Who needs the orange Jack-o-lanterns, plastic spider-webs, and cheap décor that students are taping to their windows and doors in my dorm? A free and more convincing Halloween scene can be found in the autumn scene outdoors.
My college campus is ready for Halloween. Dry leaves rustle in the trees and on the ground. Bad luck cracks zigzag the sidewalks. Scrawny black cats alternately hover for scraps and dash away in alarm, crossing paths with dozens of doomed students daily. At night, the new dorm that is under construction exudes the presence of a haunted house. The glassless windows gape deep black in the dusk, and sheets of plastic fly loose from the plywood frame, rustling, whispering, and flapping in the wind as I walk by at night. Bony trees finger the sky, the final tatters of leaves barely clinging on. Dark grey clouds smother the fat half-moon and splash the sky with dark and light blotches like a predator’s pelt. Spiders encroach on classrooms and dorm rooms, prowling on the floor or skittering across notebooks and desks.

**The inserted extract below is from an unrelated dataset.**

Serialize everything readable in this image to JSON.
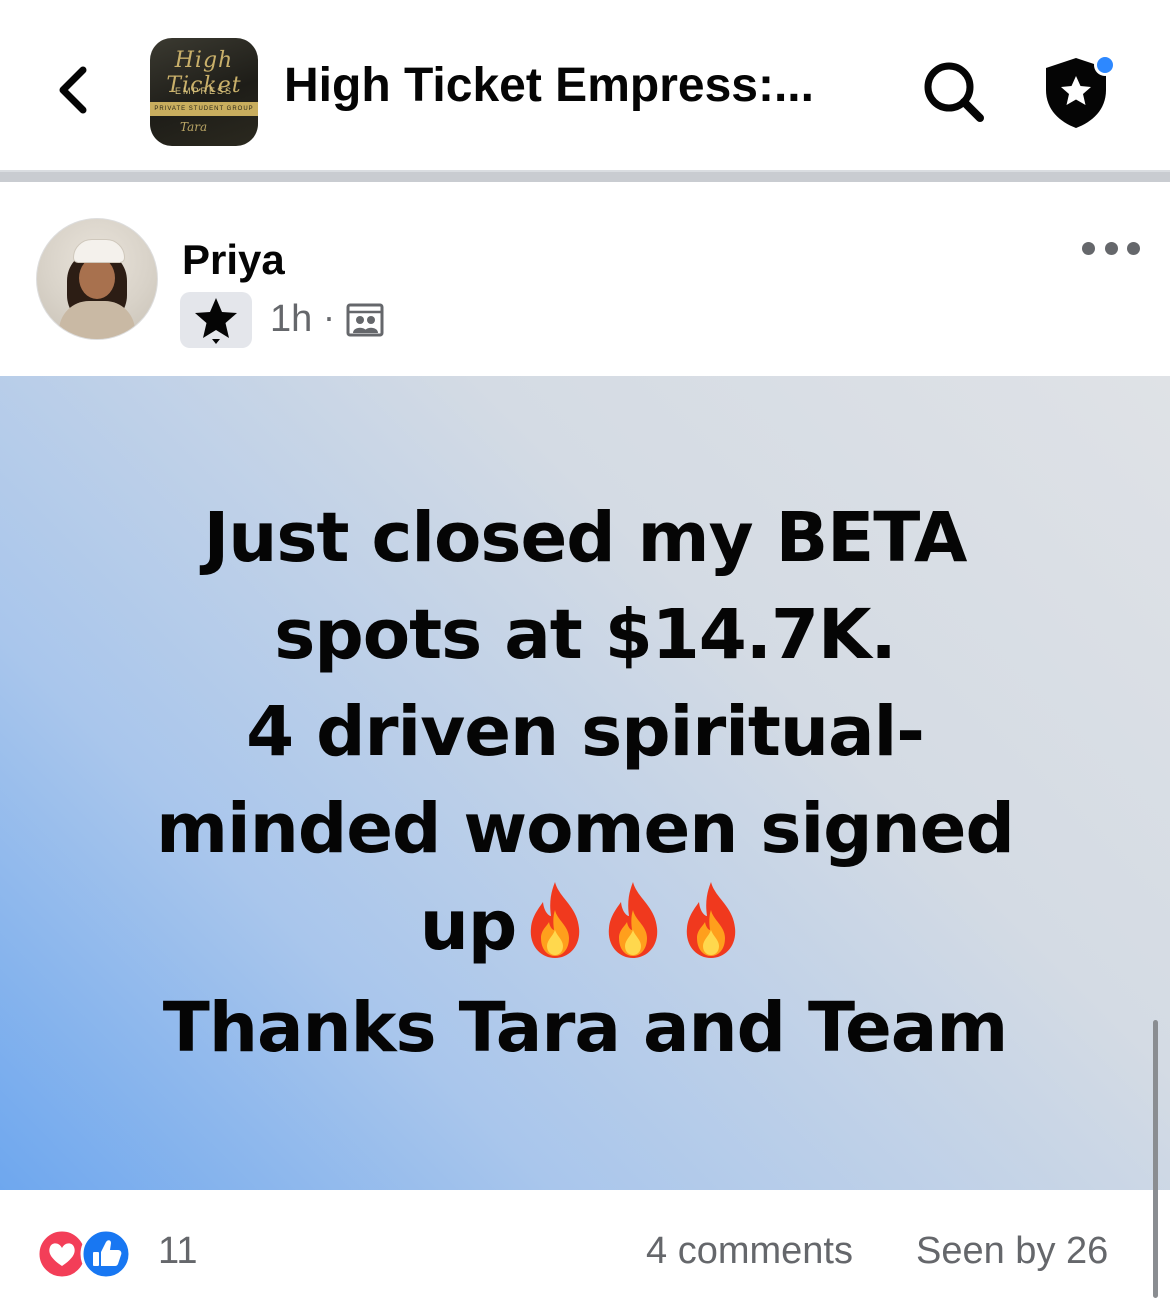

The real Halloween scene is all around me, not confined to dangling Kleenex-like ghosts or strings of plastic eyeball lights.
Combined and described, these scenes create one creepy and doubtful compilation. Yet, I have actually observed all these animals, objects, sights, and sounds over the course of my month back at college. When I realized how all these observations reminded me of Halloween, I decided to describe them and spin them all together into one unified scene. In spite of the picture I have been able to paint with these moments of reality, I am the first to admit that my campus is in fact quite pretty and welcoming, and the spiders are really the only part of the Halloween scene that has given me the creeps.